In § 11 der Verordnung über die Anerkennung von Angeboten zur Unterstützung im Alltag (AnFöVO) wird die Möglichkeit eröffnet, den Entlastungsbetrag für Nachbarschaftshilfe einzusetzen. Für die über 14.000 Pflegebedürftigen im Kreis Borken, die einen Anspruch auf den Entlastungsbetrag von 125 Euro haben, gibt es bislang zu wenig gewerbliche Anbieter von Betreuungs- und Entlastungsleistungen. Nachbarn, Freunde, Bekannte oder ehrenamtliche Engagierte können im Rahmen der "Nachbarschaftshilfe" Betreuungs- und Entlastungsleistungen anbieten und so die Pflegebedürftigen und deren Angehörigen im Alltag unterstützen. Für die Leistungen können die Pflegebedürftigen den Entlastungsbetrag in Anspruch nehmen und den Nachbarschaftshelfern damit eine Aufwandsentschädigung zahlen. So ist die Hemmschwelle, die Nachbarn schon wieder um Hilfe zu bitten, hoffentlich deutlich geringer, da sie nun auch für ihren Aufwand eine kleine finanzielle Aufmerksamkeit erhalten können.

Der Kreis Borken erarbeitet derzeit einen Leitfaden zu den Rahmenbedingungen der Nachbarschaftshilfe, der hier künftig eingestellt wird.

Hier gibt es vorab schon einige Infos dazu:

Voraussetzungen:

1. die Unterstützung erfolgt ehrenamtlich (gegen eine geringe Aufwandsentschädigung),

2. die/der Nachbarschaftshelfer/in ist mit der anspruchsberechtigten Person nicht bis zum zweiten Grad verwandt oder verschwägert und lebt nicht mit ihr in einer häuslichen Gemeinschaft,

3. sie/er hat eine geeignete Qualifizierung, mindestens im Umfang eines Pflegekurses für Angehörige (§ 45 SGB XI) 

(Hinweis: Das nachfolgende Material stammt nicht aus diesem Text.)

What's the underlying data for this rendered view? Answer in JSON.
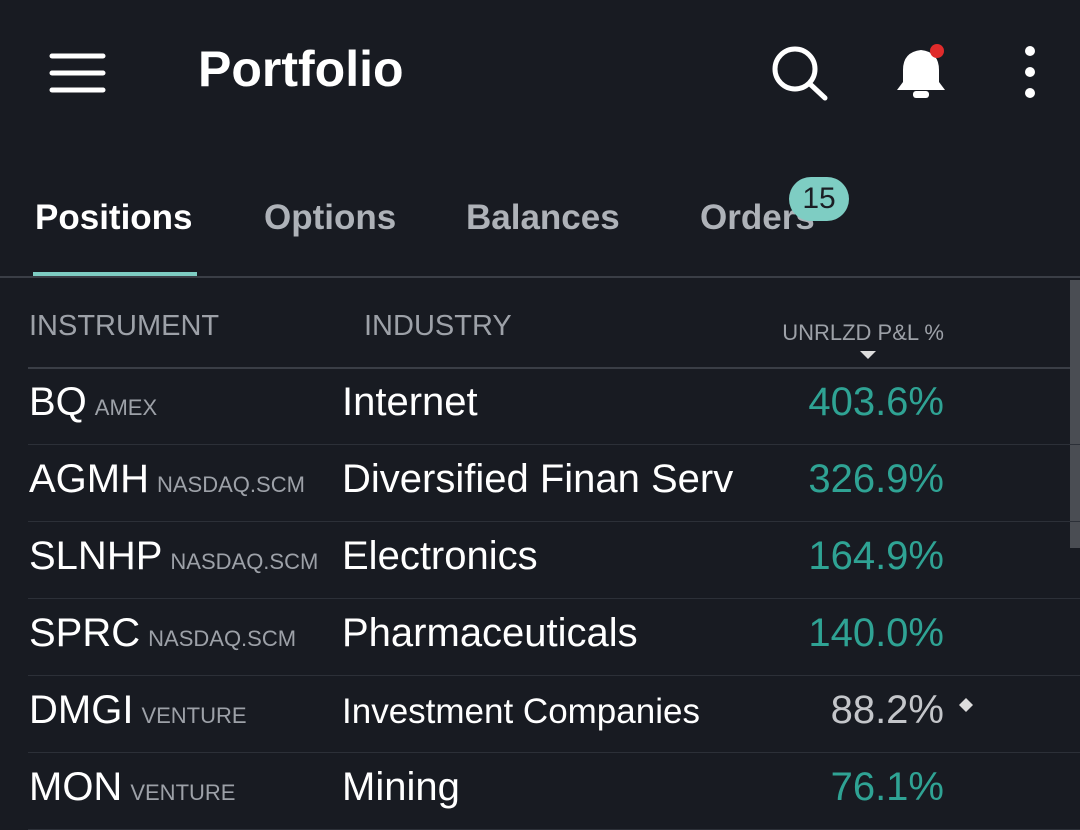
{
  "header": {
    "title": "Portfolio"
  },
  "tabs": {
    "items": [
      "Positions",
      "Options",
      "Balances",
      "Orders"
    ],
    "badge": "15"
  },
  "table": {
    "columns": [
      "INSTRUMENT",
      "INDUSTRY",
      "UNRLZD P&L %"
    ],
    "rows": [
      [
        "BQ",
        "AMEX",
        "Internet",
        "403.6%"
      ],
      [
        "AGMH",
        "NASDAQ.SCM",
        "Diversified Finan Serv",
        "326.9%"
      ],
      [
        "SLNHP",
        "NASDAQ.SCM",
        "Electronics",
        "164.9%"
      ],
      [
        "SPRC",
        "NASDAQ.SCM",
        "Pharmaceuticals",
        "140.0%"
      ],
      [
        "DMGI",
        "VENTURE",
        "Investment Companies",
        "88.2%"
      ],
      [
        "MON",
        "VENTURE",
        "Mining",
        "76.1%"
      ]
    ]
  }
}
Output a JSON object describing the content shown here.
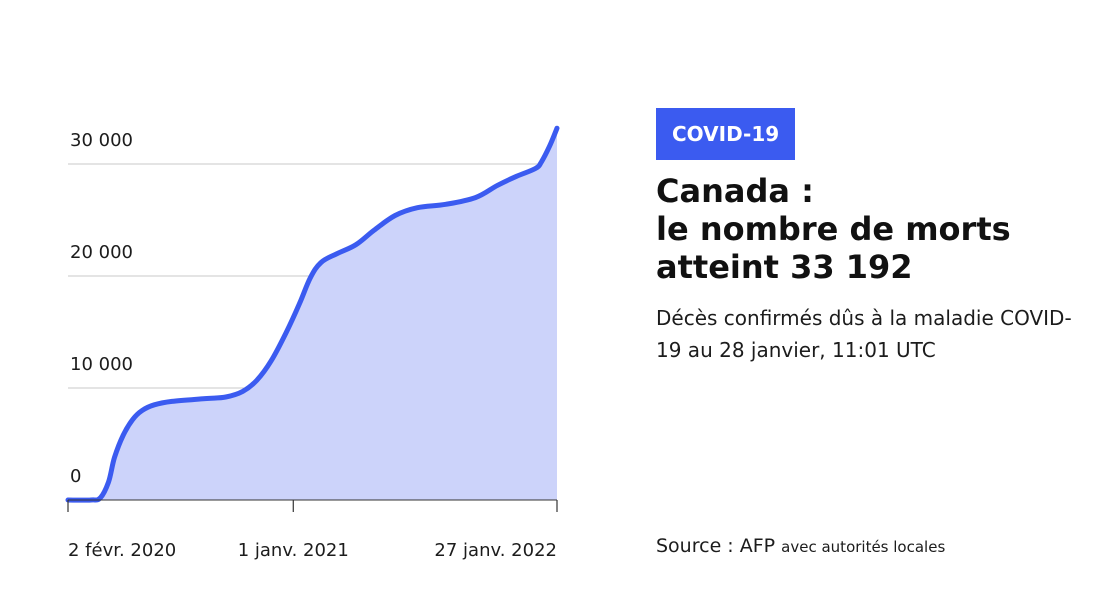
{
  "tag": {
    "label": "COVID-19",
    "color": "#3b5bf0"
  },
  "header": {
    "title_lines": [
      "Canada :",
      "le nombre de morts",
      "atteint 33 192"
    ],
    "subtitle": "Décès confirmés dûs à la maladie COVID-19 au 28 janvier, 11:01 UTC"
  },
  "source": {
    "label": "Source : AFP",
    "detail": "avec autorités locales"
  },
  "colors": {
    "line": "#3b5bf0",
    "area": "#ccd3fa",
    "grid": "#c8c8c8",
    "axis": "#333333"
  },
  "chart_data": {
    "type": "area",
    "title": "Canada : le nombre de morts atteint 33 192",
    "xlabel": "",
    "ylabel": "",
    "ylim": [
      0,
      35000
    ],
    "xlim": [
      "2020-02-02",
      "2022-01-27"
    ],
    "grid": true,
    "y_ticks": [
      {
        "value": 0,
        "label": "0"
      },
      {
        "value": 10000,
        "label": "10 000"
      },
      {
        "value": 20000,
        "label": "20 000"
      },
      {
        "value": 30000,
        "label": "30 000"
      }
    ],
    "x_ticks": [
      {
        "date": "2020-02-02",
        "label": "2 févr. 2020"
      },
      {
        "date": "2021-01-01",
        "label": "1 janv. 2021"
      },
      {
        "date": "2022-01-27",
        "label": "27 janv. 2022"
      }
    ],
    "series": [
      {
        "points": [
          [
            "2020-02-02",
            0
          ],
          [
            "2020-03-07",
            0
          ],
          [
            "2020-03-21",
            200
          ],
          [
            "2020-04-02",
            1600
          ],
          [
            "2020-04-11",
            3800
          ],
          [
            "2020-04-24",
            5800
          ],
          [
            "2020-05-08",
            7200
          ],
          [
            "2020-05-22",
            8000
          ],
          [
            "2020-06-09",
            8500
          ],
          [
            "2020-07-05",
            8800
          ],
          [
            "2020-08-23",
            9050
          ],
          [
            "2020-09-23",
            9200
          ],
          [
            "2020-10-18",
            9700
          ],
          [
            "2020-11-08",
            10700
          ],
          [
            "2020-11-29",
            12400
          ],
          [
            "2020-12-21",
            14900
          ],
          [
            "2021-01-10",
            17500
          ],
          [
            "2021-01-26",
            19800
          ],
          [
            "2021-02-11",
            21200
          ],
          [
            "2021-03-07",
            22000
          ],
          [
            "2021-04-04",
            22800
          ],
          [
            "2021-05-01",
            24100
          ],
          [
            "2021-06-01",
            25400
          ],
          [
            "2021-07-04",
            26100
          ],
          [
            "2021-08-15",
            26400
          ],
          [
            "2021-09-28",
            27000
          ],
          [
            "2021-10-31",
            28100
          ],
          [
            "2021-11-28",
            28900
          ],
          [
            "2021-12-26",
            29600
          ],
          [
            "2022-01-04",
            30200
          ],
          [
            "2022-01-16",
            31600
          ],
          [
            "2022-01-27",
            33192
          ]
        ]
      }
    ]
  }
}
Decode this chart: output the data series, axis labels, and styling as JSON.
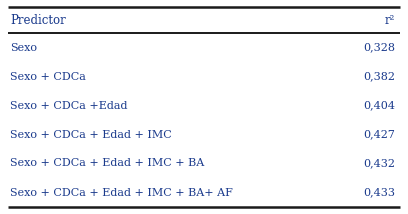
{
  "headers": [
    "Predictor",
    "r²"
  ],
  "rows": [
    [
      "Sexo",
      "0,328"
    ],
    [
      "Sexo + CDCa",
      "0,382"
    ],
    [
      "Sexo + CDCa +Edad",
      "0,404"
    ],
    [
      "Sexo + CDCa + Edad + IMC",
      "0,427"
    ],
    [
      "Sexo + CDCa + Edad + IMC + BA",
      "0,432"
    ],
    [
      "Sexo + CDCa + Edad + IMC + BA+ AF",
      "0,433"
    ]
  ],
  "bg_color": "#ffffff",
  "header_color": "#1a3a8c",
  "row_color": "#1a3a8c",
  "line_color": "#1a1a1a",
  "font_size_header": 8.5,
  "font_size_row": 8.0
}
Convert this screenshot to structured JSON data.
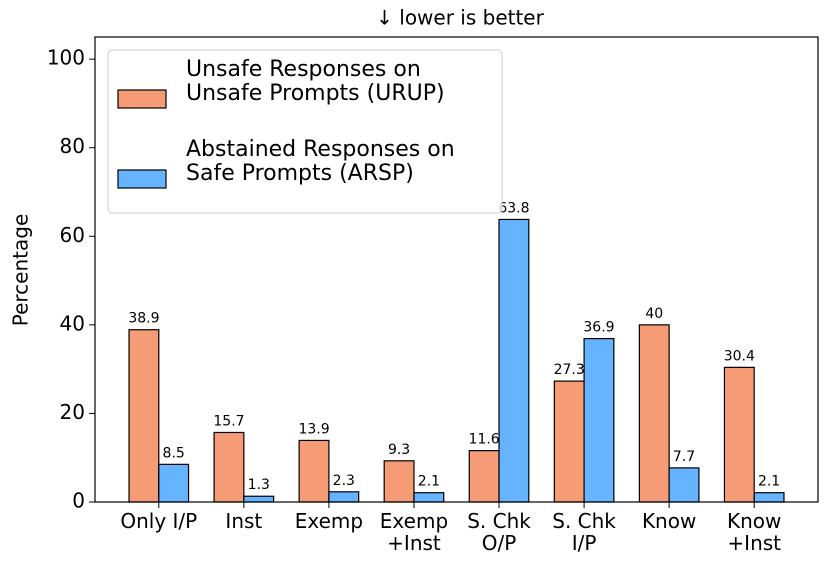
{
  "chart_data": {
    "type": "bar",
    "title": "↓  lower is better",
    "y_label": "Percentage",
    "categories": [
      "Only I/P",
      "Inst",
      "Exemp",
      "Exemp\n+Inst",
      "S. Chk\nO/P",
      "S. Chk\nI/P",
      "Know",
      "Know\n+Inst"
    ],
    "series": [
      {
        "name": "Unsafe Responses on\nUnsafe Prompts (URUP)",
        "color": "#f59b75",
        "values": [
          38.9,
          15.7,
          13.9,
          9.3,
          11.6,
          27.3,
          40,
          30.4
        ]
      },
      {
        "name": "Abstained Responses on\nSafe Prompts (ARSP)",
        "color": "#66b3ff",
        "values": [
          8.5,
          1.3,
          2.3,
          2.1,
          63.8,
          36.9,
          7.7,
          2.1
        ]
      }
    ],
    "ylim": [
      0,
      105
    ],
    "yticks": [
      0,
      20,
      40,
      60,
      80,
      100
    ],
    "legend": "upper left",
    "grid": false
  }
}
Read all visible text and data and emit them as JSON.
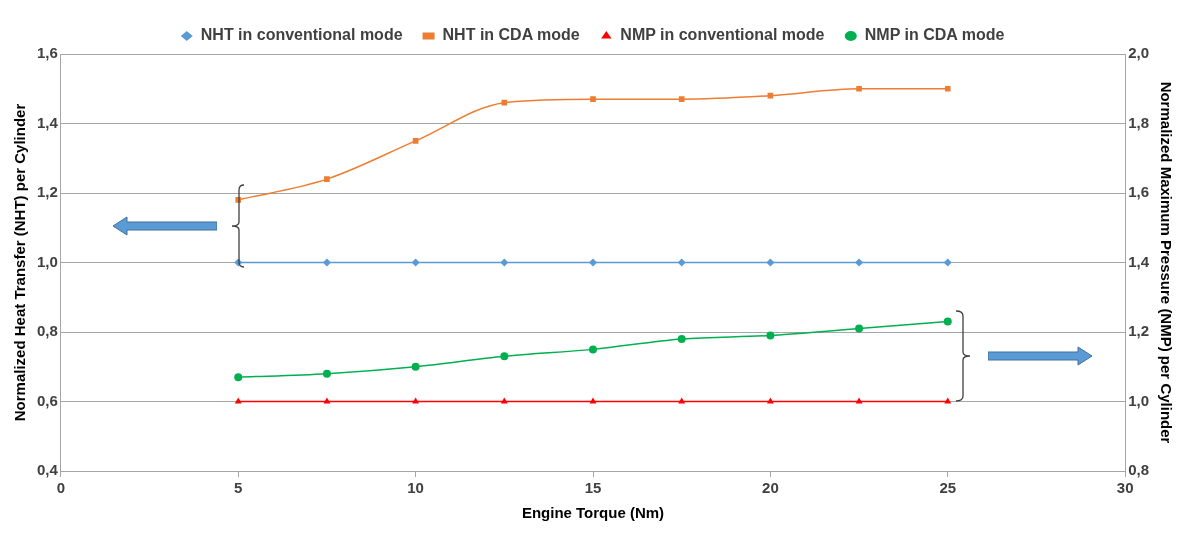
{
  "chart_data": {
    "type": "line",
    "xlabel": "Engine Torque (Nm)",
    "ylabel": "Normalized Heat Transfer (NHT) per Cylinder",
    "y2label": "Normalized Maximum Pressure (NMP) per Cylinder",
    "x": [
      5,
      7.5,
      10,
      12.5,
      15,
      17.5,
      20,
      22.5,
      25
    ],
    "xlim": [
      0,
      30
    ],
    "xticks": [
      0,
      5,
      10,
      15,
      20,
      25,
      30
    ],
    "ylim": [
      0.4,
      1.6
    ],
    "yticks": [
      {
        "value": 0.4,
        "label": "0,4"
      },
      {
        "value": 0.6,
        "label": "0,6"
      },
      {
        "value": 0.8,
        "label": "0,8"
      },
      {
        "value": 1.0,
        "label": "1,0"
      },
      {
        "value": 1.2,
        "label": "1,2"
      },
      {
        "value": 1.4,
        "label": "1,4"
      },
      {
        "value": 1.6,
        "label": "1,6"
      }
    ],
    "y2lim": [
      0.8,
      2.0
    ],
    "y2ticks": [
      {
        "value": 0.8,
        "label": "0,8"
      },
      {
        "value": 1.0,
        "label": "1,0"
      },
      {
        "value": 1.2,
        "label": "1,2"
      },
      {
        "value": 1.4,
        "label": "1,4"
      },
      {
        "value": 1.6,
        "label": "1,6"
      },
      {
        "value": 1.8,
        "label": "1,8"
      },
      {
        "value": 2.0,
        "label": "2,0"
      }
    ],
    "grid": "y",
    "legend": "top",
    "series": [
      {
        "name": "NHT in conventional mode",
        "color": "#5b9bd5",
        "marker": "diamond",
        "values": [
          1,
          1,
          1,
          1,
          1,
          1,
          1,
          1,
          1
        ]
      },
      {
        "name": "NHT in CDA mode",
        "color": "#ed7d31",
        "marker": "square",
        "values": [
          1.18,
          1.24,
          1.35,
          1.46,
          1.47,
          1.47,
          1.48,
          1.5,
          1.5
        ]
      },
      {
        "name": "NMP in conventional mode",
        "color": "#ff0000",
        "marker": "triangle",
        "axis": "y2",
        "values": [
          1,
          1,
          1,
          1,
          1,
          1,
          1,
          1,
          1
        ]
      },
      {
        "name": "NMP in CDA mode",
        "color": "#00b050",
        "marker": "circle",
        "axis": "y2",
        "values": [
          1.07,
          1.08,
          1.1,
          1.13,
          1.15,
          1.18,
          1.19,
          1.21,
          1.23
        ]
      }
    ]
  }
}
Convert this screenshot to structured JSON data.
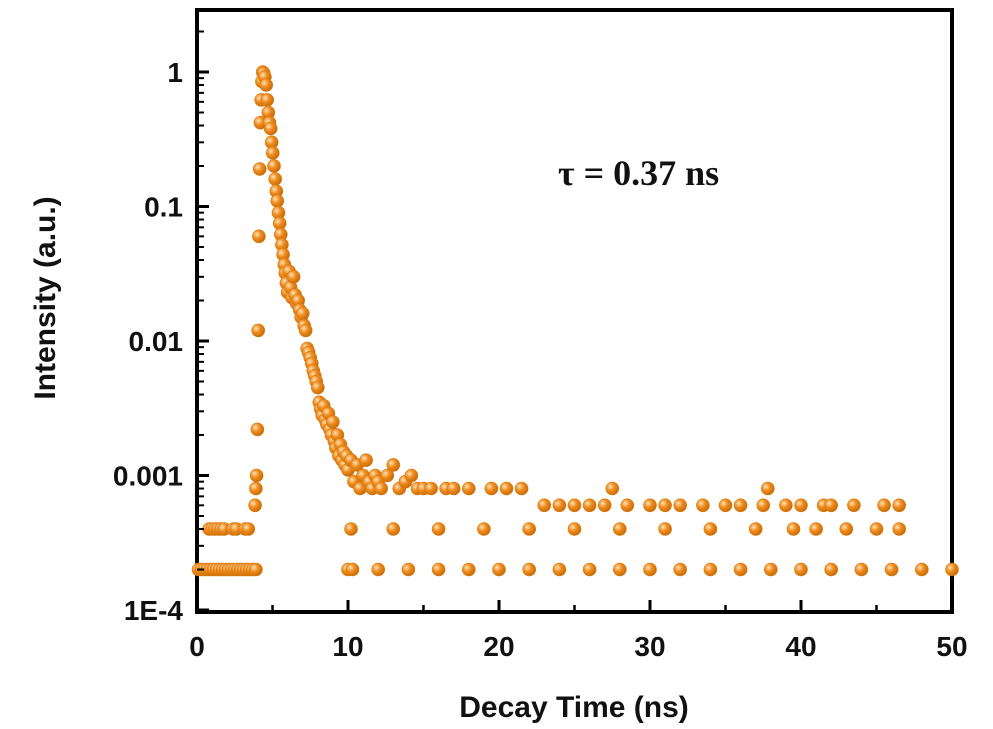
{
  "chart_data": {
    "type": "scatter",
    "xlabel": "Decay Time (ns)",
    "ylabel": "Intensity (a.u.)",
    "xlim": [
      0,
      50
    ],
    "ylim": [
      0.0001,
      3
    ],
    "yscale": "log",
    "x_ticks": [
      0,
      10,
      20,
      30,
      40,
      50
    ],
    "x_tick_labels": [
      "0",
      "10",
      "20",
      "30",
      "40",
      "50"
    ],
    "y_ticks": [
      0.0001,
      0.001,
      0.01,
      0.1,
      1
    ],
    "y_tick_labels": [
      "1E-4",
      "0.001",
      "0.01",
      "0.1",
      "1"
    ],
    "annotation": "τ = 0.37 ns",
    "grid": false,
    "marker_color": "#f08c1e",
    "floor_levels": [
      0.0002,
      0.0004,
      0.0006,
      0.0008
    ],
    "points": [
      [
        0.1,
        0.0002
      ],
      [
        0.3,
        0.0002
      ],
      [
        0.5,
        0.0002
      ],
      [
        0.7,
        0.0002
      ],
      [
        0.9,
        0.0002
      ],
      [
        1.1,
        0.0002
      ],
      [
        1.3,
        0.0002
      ],
      [
        1.5,
        0.0002
      ],
      [
        1.7,
        0.0002
      ],
      [
        1.9,
        0.0002
      ],
      [
        2.1,
        0.0002
      ],
      [
        2.3,
        0.0002
      ],
      [
        2.5,
        0.0002
      ],
      [
        2.7,
        0.0002
      ],
      [
        2.9,
        0.0002
      ],
      [
        3.1,
        0.0002
      ],
      [
        3.3,
        0.0002
      ],
      [
        3.5,
        0.0002
      ],
      [
        3.7,
        0.0002
      ],
      [
        3.9,
        0.0002
      ],
      [
        0.8,
        0.0004
      ],
      [
        1.0,
        0.0004
      ],
      [
        1.2,
        0.0004
      ],
      [
        1.4,
        0.0004
      ],
      [
        1.6,
        0.0004
      ],
      [
        1.8,
        0.0004
      ],
      [
        2.4,
        0.0004
      ],
      [
        2.6,
        0.0004
      ],
      [
        3.2,
        0.0004
      ],
      [
        3.4,
        0.0004
      ],
      [
        3.85,
        0.0006
      ],
      [
        3.9,
        0.0008
      ],
      [
        3.95,
        0.001
      ],
      [
        4.0,
        0.0022
      ],
      [
        4.05,
        0.012
      ],
      [
        4.1,
        0.06
      ],
      [
        4.15,
        0.19
      ],
      [
        4.2,
        0.42
      ],
      [
        4.25,
        0.62
      ],
      [
        4.3,
        0.85
      ],
      [
        4.35,
        1.0
      ],
      [
        4.42,
        0.98
      ],
      [
        4.5,
        0.92
      ],
      [
        4.58,
        0.8
      ],
      [
        4.65,
        0.62
      ],
      [
        4.72,
        0.5
      ],
      [
        4.8,
        0.42
      ],
      [
        4.88,
        0.38
      ],
      [
        4.95,
        0.3
      ],
      [
        5.02,
        0.25
      ],
      [
        5.1,
        0.2
      ],
      [
        5.18,
        0.16
      ],
      [
        5.25,
        0.13
      ],
      [
        5.32,
        0.11
      ],
      [
        5.4,
        0.09
      ],
      [
        5.48,
        0.075
      ],
      [
        5.55,
        0.062
      ],
      [
        5.62,
        0.052
      ],
      [
        5.7,
        0.044
      ],
      [
        5.78,
        0.037
      ],
      [
        5.85,
        0.032
      ],
      [
        5.92,
        0.027
      ],
      [
        6.0,
        0.023
      ],
      [
        6.1,
        0.033
      ],
      [
        6.2,
        0.025
      ],
      [
        6.3,
        0.021
      ],
      [
        6.4,
        0.03
      ],
      [
        6.5,
        0.022
      ],
      [
        6.6,
        0.019
      ],
      [
        6.7,
        0.02
      ],
      [
        6.8,
        0.017
      ],
      [
        6.9,
        0.015
      ],
      [
        7.0,
        0.016
      ],
      [
        7.1,
        0.013
      ],
      [
        7.2,
        0.012
      ],
      [
        7.3,
        0.0088
      ],
      [
        7.4,
        0.0082
      ],
      [
        7.5,
        0.0075
      ],
      [
        7.6,
        0.0068
      ],
      [
        7.7,
        0.006
      ],
      [
        7.8,
        0.0055
      ],
      [
        7.9,
        0.005
      ],
      [
        8.0,
        0.0045
      ],
      [
        8.1,
        0.0035
      ],
      [
        8.2,
        0.0031
      ],
      [
        8.3,
        0.0028
      ],
      [
        8.4,
        0.0033
      ],
      [
        8.5,
        0.0026
      ],
      [
        8.6,
        0.0024
      ],
      [
        8.7,
        0.0029
      ],
      [
        8.8,
        0.0022
      ],
      [
        8.9,
        0.002
      ],
      [
        9.0,
        0.0025
      ],
      [
        9.1,
        0.0018
      ],
      [
        9.2,
        0.0016
      ],
      [
        9.3,
        0.002
      ],
      [
        9.4,
        0.0014
      ],
      [
        9.5,
        0.0017
      ],
      [
        9.6,
        0.0013
      ],
      [
        9.7,
        0.0015
      ],
      [
        9.8,
        0.0012
      ],
      [
        9.9,
        0.0014
      ],
      [
        10.0,
        0.0011
      ],
      [
        10.2,
        0.0013
      ],
      [
        10.4,
        0.0009
      ],
      [
        10.6,
        0.0012
      ],
      [
        10.8,
        0.0008
      ],
      [
        11.0,
        0.001
      ],
      [
        11.2,
        0.0013
      ],
      [
        11.4,
        0.0009
      ],
      [
        11.6,
        0.0008
      ],
      [
        11.8,
        0.001
      ],
      [
        12.0,
        0.0009
      ],
      [
        12.2,
        0.0008
      ],
      [
        12.6,
        0.001
      ],
      [
        13.0,
        0.0012
      ],
      [
        13.4,
        0.0008
      ],
      [
        13.8,
        0.0009
      ],
      [
        14.2,
        0.001
      ],
      [
        14.6,
        0.0008
      ],
      [
        15.0,
        0.0008
      ],
      [
        15.5,
        0.0008
      ],
      [
        16.5,
        0.0008
      ],
      [
        17.0,
        0.0008
      ],
      [
        18.0,
        0.0008
      ],
      [
        19.5,
        0.0008
      ],
      [
        20.5,
        0.0008
      ],
      [
        21.5,
        0.0008
      ],
      [
        27.5,
        0.0008
      ],
      [
        37.8,
        0.0008
      ],
      [
        23.0,
        0.0006
      ],
      [
        24.0,
        0.0006
      ],
      [
        25.0,
        0.0006
      ],
      [
        26.0,
        0.0006
      ],
      [
        27.0,
        0.0006
      ],
      [
        28.5,
        0.0006
      ],
      [
        30.0,
        0.0006
      ],
      [
        31.0,
        0.0006
      ],
      [
        32.0,
        0.0006
      ],
      [
        33.5,
        0.0006
      ],
      [
        35.0,
        0.0006
      ],
      [
        36.0,
        0.0006
      ],
      [
        37.5,
        0.0006
      ],
      [
        39.0,
        0.0006
      ],
      [
        40.0,
        0.0006
      ],
      [
        41.5,
        0.0006
      ],
      [
        42.0,
        0.0006
      ],
      [
        43.5,
        0.0006
      ],
      [
        45.5,
        0.0006
      ],
      [
        46.5,
        0.0006
      ],
      [
        10.2,
        0.0004
      ],
      [
        13.0,
        0.0004
      ],
      [
        16.0,
        0.0004
      ],
      [
        19.0,
        0.0004
      ],
      [
        22.0,
        0.0004
      ],
      [
        25.0,
        0.0004
      ],
      [
        28.0,
        0.0004
      ],
      [
        31.0,
        0.0004
      ],
      [
        34.0,
        0.0004
      ],
      [
        37.0,
        0.0004
      ],
      [
        39.5,
        0.0004
      ],
      [
        41.0,
        0.0004
      ],
      [
        43.0,
        0.0004
      ],
      [
        45.0,
        0.0004
      ],
      [
        46.5,
        0.0004
      ],
      [
        10.0,
        0.0002
      ],
      [
        10.3,
        0.0002
      ],
      [
        12.0,
        0.0002
      ],
      [
        14.0,
        0.0002
      ],
      [
        16.0,
        0.0002
      ],
      [
        18.0,
        0.0002
      ],
      [
        20.0,
        0.0002
      ],
      [
        22.0,
        0.0002
      ],
      [
        24.0,
        0.0002
      ],
      [
        26.0,
        0.0002
      ],
      [
        28.0,
        0.0002
      ],
      [
        30.0,
        0.0002
      ],
      [
        32.0,
        0.0002
      ],
      [
        34.0,
        0.0002
      ],
      [
        36.0,
        0.0002
      ],
      [
        38.0,
        0.0002
      ],
      [
        40.0,
        0.0002
      ],
      [
        42.0,
        0.0002
      ],
      [
        44.0,
        0.0002
      ],
      [
        46.0,
        0.0002
      ],
      [
        48.0,
        0.0002
      ],
      [
        50.0,
        0.0002
      ]
    ]
  }
}
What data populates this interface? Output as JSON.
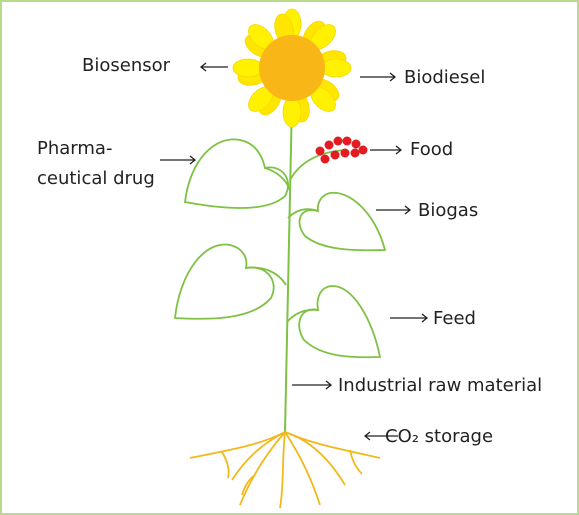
{
  "labels": {
    "biosensor": "Biosensor",
    "biodiesel": "Biodiesel",
    "pharmaceutical_drug": [
      "Pharma-",
      "ceutical drug"
    ],
    "food": "Food",
    "biogas": "Biogas",
    "feed": "Feed",
    "industrial_raw_material": "Industrial raw material",
    "co2_storage": "CO₂ storage"
  }
}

Die/der Nachbarschaftshelfer/in ist einmalig vorab von der Pflegekasse der pflegebedürftigen Person als Nachbarschaftshelfer/in anzuerkennen. Die Aufwandsentschädigung wird dann in der Regel zunächst von der pflegebedürftigen Person gezahlt und monatlich von der Pflegekasse im Rahmen des Kostenerstattungsverfahrens nach § 45b Absatz 2 SGB XI nach Nachweis der geleisteten Stunden erstattet.